Dolto, si tu reviens, j’annule tout!

BEN SOUSSAN Patrick, érès, 2009, 188 p.

Il n’y a pas de date limite de consommation à ce que Françoise Dolto nous a légué, affirme d’emblée l’auteur. Parce que c’était périmé d’emblée ? Pas du tout. Parce que dans une époque marquée par la haine de la pensée libre et de ceux qui font réfléchir, la célèbre psychanalyste apparaît pour l’auteur, comme une sainte ou une sorcière qui frisait le génie. Certes, il reste sceptique sur les félicitations que Dolto adressa, en tant que maman, à sa fille Catherine quand, âgée de 5 ans, l’enfant avait écrit à la craie « merde » sur les murs de l’école maternelle : « tu sais écrire, c’est merveilleux » réagit-elle alors, en toute sincérité.  Patrick Ben Soussan se souvient de ses propres réactions de père, quand l’un des ses enfants fut surpris à taguer un abri bus et que l’autre oublia de fermer le congélateur. Ce ne fut pas pour les féliciter, pour leur créativité. Mais, cette contradiction est vite résolue par l’admiration qu’il voue à une mère qui « faisait comme elle disait » (p.74). Car, Françoise Dolto constitue l’une des références essentielles dans le combat mené contre les créationnistes, les comportementalistes et les néo-libéraux. L’auteur raconte leur offensive lors du lancement en 2004, par Georges Bush, d’un plan de santé mentale, conçu pour remercier le large soutien financier dont il avait bénéficié de la part des puissants trusts pharmaceutiques américains. Depuis, le diagnostic d’hyperactivité est passé d’un million d’enfants concernés en 1990 à cinq millions aujourd’hui, les ventes de psychostimulants bondissant dans le même temps de 387 millions de dollars à deux milliards.
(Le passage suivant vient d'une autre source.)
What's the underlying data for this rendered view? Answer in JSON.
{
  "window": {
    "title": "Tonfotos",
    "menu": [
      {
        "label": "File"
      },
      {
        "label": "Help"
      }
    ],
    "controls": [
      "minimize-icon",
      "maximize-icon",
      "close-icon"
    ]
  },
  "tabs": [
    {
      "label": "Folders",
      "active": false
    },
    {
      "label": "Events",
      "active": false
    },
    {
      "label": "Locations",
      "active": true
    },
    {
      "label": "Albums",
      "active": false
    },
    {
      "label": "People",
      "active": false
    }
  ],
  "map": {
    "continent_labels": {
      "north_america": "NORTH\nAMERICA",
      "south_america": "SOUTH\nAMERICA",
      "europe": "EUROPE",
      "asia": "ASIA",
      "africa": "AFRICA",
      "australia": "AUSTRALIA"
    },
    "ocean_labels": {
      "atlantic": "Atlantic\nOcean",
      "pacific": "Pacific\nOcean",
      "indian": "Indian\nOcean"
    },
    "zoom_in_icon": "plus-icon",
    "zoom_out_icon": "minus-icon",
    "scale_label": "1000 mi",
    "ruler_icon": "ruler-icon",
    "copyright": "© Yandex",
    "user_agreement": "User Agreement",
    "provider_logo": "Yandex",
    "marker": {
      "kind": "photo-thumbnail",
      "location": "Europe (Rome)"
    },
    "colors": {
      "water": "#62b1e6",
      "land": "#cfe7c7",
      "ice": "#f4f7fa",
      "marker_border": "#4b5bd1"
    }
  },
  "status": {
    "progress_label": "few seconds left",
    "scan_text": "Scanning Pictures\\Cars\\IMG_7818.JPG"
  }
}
Quand ils attaquent aujourd’hui la parole et ses effets, on peut leur opposer que tout est langage, pas seulement les paroles ou les mots dits, mais aussi les mimiques, les gestes … qu’il faut savoir décoder. Quand ils ne savent qu’objectiver les faits et gestes de l’enfant, érigés en bonne ou mauvaise conduite, on peut leur répondre combien il est difficile de naître humaine et de le rester. Quand, face au moindre comportement dérangeant des enfants, on a recours au Prozac, à la Ritaline ou aux anxiolytiques, on peut se rappeler comment elle savait les rassurer, en leur rendant leur part de vérité et leur place dans la société.